2. The tool according to claim 1, further comprising an outer body fixed on the tool plate and moveable in a straight-line, reciprocating manner, the outer body having a rear hollow and a front hollow.

3. The tool according to claim 2, wherein each of the segments of the collet is provided, on an inner side thereof, with a transverse groove surrounding, in a rest position, a collar provided on the holder, wherein the expansion mandrel is arranged in the front hollow in an inner cylinder and the inner cylinder is movably mounted in a guide cylinder, wherein the guide cylinder is firmly arranged in the front hollow of the outer body, wherein, between the guide cylinder and the inner cylinder, a roller or plain bearing is arranged, wherein in the rear hollow a main spring is arranged, wherein the main spring abuts with one end thereof a seat of the inner cylinder and with another end thereof abuts a bearing terminating in the rear hollow, wherein a front spring is arranged around the main spring in the front hollow of the outer body, wherein the front spring is arranged at one side thereof in the collet clutch and at another side thereof in a spacer on a front wall of the front hollow of the outer body.

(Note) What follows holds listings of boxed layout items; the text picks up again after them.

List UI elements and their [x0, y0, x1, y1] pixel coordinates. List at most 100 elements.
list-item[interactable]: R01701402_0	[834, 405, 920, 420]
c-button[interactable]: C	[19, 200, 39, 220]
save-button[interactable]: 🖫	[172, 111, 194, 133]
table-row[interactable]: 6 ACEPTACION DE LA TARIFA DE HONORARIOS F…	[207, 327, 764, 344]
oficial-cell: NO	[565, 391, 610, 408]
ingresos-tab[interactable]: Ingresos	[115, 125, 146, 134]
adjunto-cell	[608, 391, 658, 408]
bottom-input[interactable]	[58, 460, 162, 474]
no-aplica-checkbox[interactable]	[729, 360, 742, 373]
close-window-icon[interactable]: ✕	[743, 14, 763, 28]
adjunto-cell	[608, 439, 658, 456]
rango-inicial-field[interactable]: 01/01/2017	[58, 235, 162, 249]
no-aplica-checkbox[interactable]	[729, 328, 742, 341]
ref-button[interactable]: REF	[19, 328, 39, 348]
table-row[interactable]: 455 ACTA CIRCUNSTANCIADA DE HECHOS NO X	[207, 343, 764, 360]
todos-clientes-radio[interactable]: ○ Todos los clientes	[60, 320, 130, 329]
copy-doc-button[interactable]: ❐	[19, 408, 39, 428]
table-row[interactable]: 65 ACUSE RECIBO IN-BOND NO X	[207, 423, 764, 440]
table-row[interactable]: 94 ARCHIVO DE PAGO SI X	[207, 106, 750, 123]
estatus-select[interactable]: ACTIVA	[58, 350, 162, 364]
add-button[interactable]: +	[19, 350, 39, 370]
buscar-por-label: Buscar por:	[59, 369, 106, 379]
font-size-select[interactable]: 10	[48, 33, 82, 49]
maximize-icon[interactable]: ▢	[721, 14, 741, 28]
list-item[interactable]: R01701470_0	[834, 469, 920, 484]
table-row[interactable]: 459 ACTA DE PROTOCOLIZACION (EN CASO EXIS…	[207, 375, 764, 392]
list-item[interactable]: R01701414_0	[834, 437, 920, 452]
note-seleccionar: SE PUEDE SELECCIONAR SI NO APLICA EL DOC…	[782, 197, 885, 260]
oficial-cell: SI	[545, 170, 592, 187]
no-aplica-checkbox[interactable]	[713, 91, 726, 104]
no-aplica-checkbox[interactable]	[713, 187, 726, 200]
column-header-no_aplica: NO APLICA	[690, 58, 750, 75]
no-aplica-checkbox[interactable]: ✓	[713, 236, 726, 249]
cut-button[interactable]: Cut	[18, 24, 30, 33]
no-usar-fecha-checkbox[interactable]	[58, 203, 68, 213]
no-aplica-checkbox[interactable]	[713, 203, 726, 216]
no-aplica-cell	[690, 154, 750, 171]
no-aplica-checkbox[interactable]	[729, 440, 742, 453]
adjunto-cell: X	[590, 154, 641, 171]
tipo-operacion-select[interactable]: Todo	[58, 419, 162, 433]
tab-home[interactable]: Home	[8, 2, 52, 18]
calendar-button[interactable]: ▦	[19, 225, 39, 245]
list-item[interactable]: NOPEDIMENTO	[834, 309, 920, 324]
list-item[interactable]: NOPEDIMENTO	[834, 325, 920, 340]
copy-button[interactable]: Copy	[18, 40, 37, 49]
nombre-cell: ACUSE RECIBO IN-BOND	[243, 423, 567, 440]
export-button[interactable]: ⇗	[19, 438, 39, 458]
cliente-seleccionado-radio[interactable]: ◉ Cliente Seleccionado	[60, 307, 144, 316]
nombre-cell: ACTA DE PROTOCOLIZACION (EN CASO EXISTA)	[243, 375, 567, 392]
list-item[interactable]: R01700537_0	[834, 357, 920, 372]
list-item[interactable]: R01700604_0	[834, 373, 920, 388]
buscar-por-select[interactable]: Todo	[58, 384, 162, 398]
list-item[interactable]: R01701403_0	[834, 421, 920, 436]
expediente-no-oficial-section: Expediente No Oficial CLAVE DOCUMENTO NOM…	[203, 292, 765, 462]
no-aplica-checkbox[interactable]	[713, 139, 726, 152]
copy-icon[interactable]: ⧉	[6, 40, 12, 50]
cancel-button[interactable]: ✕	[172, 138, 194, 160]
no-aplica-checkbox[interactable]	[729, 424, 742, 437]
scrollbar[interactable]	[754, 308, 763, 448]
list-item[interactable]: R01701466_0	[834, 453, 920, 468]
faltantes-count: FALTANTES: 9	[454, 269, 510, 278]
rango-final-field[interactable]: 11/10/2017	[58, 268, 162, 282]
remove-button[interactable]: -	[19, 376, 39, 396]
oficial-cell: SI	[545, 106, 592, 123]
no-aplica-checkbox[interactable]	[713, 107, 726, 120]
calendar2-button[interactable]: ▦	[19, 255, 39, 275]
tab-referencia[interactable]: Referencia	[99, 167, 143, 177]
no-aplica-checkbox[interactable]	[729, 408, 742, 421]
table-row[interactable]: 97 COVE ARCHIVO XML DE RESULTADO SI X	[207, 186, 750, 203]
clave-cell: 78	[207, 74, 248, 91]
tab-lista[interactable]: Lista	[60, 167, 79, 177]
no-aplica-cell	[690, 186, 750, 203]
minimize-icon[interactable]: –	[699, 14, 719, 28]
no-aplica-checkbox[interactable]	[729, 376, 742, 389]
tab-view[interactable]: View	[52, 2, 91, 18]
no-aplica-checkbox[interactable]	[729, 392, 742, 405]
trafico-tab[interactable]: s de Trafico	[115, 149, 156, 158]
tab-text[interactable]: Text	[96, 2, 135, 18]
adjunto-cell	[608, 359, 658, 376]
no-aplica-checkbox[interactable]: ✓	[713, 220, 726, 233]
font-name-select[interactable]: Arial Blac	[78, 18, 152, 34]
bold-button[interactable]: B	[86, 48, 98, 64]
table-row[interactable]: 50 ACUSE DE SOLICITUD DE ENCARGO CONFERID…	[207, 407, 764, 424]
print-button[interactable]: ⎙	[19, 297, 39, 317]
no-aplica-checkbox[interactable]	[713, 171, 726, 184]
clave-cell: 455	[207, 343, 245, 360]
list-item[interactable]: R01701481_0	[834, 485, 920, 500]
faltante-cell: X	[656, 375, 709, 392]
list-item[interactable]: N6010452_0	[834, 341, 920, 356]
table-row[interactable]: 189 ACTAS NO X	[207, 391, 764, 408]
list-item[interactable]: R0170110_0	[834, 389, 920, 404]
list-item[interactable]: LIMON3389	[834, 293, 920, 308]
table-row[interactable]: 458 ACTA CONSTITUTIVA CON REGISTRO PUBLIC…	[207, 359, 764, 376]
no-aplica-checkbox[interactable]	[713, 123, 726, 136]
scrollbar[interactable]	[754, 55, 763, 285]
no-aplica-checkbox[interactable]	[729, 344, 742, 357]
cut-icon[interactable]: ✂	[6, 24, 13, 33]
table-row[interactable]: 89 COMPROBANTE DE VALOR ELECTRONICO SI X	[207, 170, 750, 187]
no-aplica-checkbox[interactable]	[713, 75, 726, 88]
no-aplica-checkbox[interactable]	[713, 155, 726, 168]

4. The tool according to claim 1, further comprising a frame, a stop connected to another end of the rod; and a fixed stop arranged in the frame and axially movable relative to the frame, the fixed stop being arranged to prevent movement of the stop connected to the rod to stop movement of the rod.

5. The tool according to claim 4, wherein the fixed stop is axially movable relative to the frame with a pivoting mechanism which is attached to the frame by screws.